Beatrix Potter

Quando Beatrix Potter attraversò lo specchio

Nel 1958 Leslie Linder decodificò il diario segreto di Beatrix Potter. Erano ormai trascorsi 20 anni dalla morte della scrittrice e molti di più da quando aveva inventato quel codice per impedire a chiunque di leggere il suo diario. Eppure, con la stessa forza e immediatezza, da quelle pagine balzò fuori tutto il suo mondo fantastico: dalle osservazioni sulle piante alle annotazioni divertenti sulle persone conosciute, senza tralasciare le descrizioni e i disegni degli animali incontrati nelle sue interminabili passeggiate in campagna. 

Beatrix Potter non era la scrittrice per bambini che tutti si aspettavano. E non solo perché il numero delle scrittrici all’epoca era così ridotto da non costituire di fatto un canone.

A 30 anni vestiva in modo poco conforme rispetto alle altre nobildonne, era ancora nubile e, cosa assai peggiore per l’indole femminile, era estremamente testarda. Caratteristica grazie alla quale, nel ristretto mondo del Vittorianesimo, bullettato da cardini farraginosi, riuscì a trovare la sua voce.

La versione di Beatrix del Vittorianesimo

Beatrix Potter nacque a Londra nel 1866. Figlia di genitori benestanti, il padre era un avvocato e la madre proveniva da una ricca famiglia di mercanti di cotone, trascorse la sua infanzia e la sua adolescenza sotto i rigidi dettami di una società che voleva che genitori e figli parlassero il meno possibile e per di più solo in occasioni formali.
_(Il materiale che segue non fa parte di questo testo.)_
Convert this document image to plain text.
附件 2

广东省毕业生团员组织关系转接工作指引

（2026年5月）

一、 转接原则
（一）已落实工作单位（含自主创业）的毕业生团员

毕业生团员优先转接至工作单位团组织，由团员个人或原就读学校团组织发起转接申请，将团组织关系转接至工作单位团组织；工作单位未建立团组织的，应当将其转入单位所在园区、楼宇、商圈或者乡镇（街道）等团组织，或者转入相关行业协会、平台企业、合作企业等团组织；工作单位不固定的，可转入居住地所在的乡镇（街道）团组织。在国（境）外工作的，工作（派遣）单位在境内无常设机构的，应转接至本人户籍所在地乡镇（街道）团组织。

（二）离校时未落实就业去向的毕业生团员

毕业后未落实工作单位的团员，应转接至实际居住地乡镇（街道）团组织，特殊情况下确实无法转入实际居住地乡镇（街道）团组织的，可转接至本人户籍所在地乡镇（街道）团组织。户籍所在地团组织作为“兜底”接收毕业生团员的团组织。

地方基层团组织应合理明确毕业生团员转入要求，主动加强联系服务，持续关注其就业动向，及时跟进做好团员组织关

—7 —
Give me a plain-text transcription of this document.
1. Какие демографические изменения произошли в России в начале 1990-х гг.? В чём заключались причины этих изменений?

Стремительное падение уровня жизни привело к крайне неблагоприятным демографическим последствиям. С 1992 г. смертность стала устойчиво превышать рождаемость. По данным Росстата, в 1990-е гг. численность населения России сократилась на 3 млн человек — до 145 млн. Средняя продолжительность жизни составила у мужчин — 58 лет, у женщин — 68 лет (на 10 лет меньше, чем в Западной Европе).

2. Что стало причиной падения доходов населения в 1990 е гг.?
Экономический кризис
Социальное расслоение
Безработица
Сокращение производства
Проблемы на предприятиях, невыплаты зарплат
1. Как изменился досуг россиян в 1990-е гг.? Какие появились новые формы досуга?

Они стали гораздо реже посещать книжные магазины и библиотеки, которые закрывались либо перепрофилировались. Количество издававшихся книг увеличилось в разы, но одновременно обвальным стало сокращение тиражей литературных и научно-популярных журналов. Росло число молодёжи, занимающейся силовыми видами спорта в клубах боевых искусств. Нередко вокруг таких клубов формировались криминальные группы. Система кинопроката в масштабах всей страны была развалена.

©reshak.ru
Divenne così una bambina solitaria, senza amici e con tanto tempo a disposizione. E come tutti i piccoli sognatori, costretti a scovare tratti umani nei tronchi degli alberi, anche lei imparò presto che la fantasia e le buone letture erano tutto ciò che serviva per vivere avventure emozionanti. 

 

Beatrix Potter

 

I boschi della contea di Perth, e successivamente dei District Lake, ricchi di conigli, farfalle, piante e funghi di ogni genere, furono la sua fonte di ispirazione e la sua personale tavolozza dove dare vita alle sue creazioni.

Col tempo anche la sua tecnica divenne più precisa e prendeva spunto dalle illustrazioni dei suoi disegnatori preferiti: John Tenniel, autore dei disegni de Le avventure di Alice nel paese delle meraviglie, Walter Crane, Kate Greenaway e Randolph Caldecott. E quando l’amore per il disegno si intrecciò a quello per le letture fantastiche – dai miti e leggende della Scozia a Walter Scott e, diventata più grande, a Shakespeare – i suoi personaggi furono allora pronti a raccontare le loro avventure ad altri bambini. Era il 1890.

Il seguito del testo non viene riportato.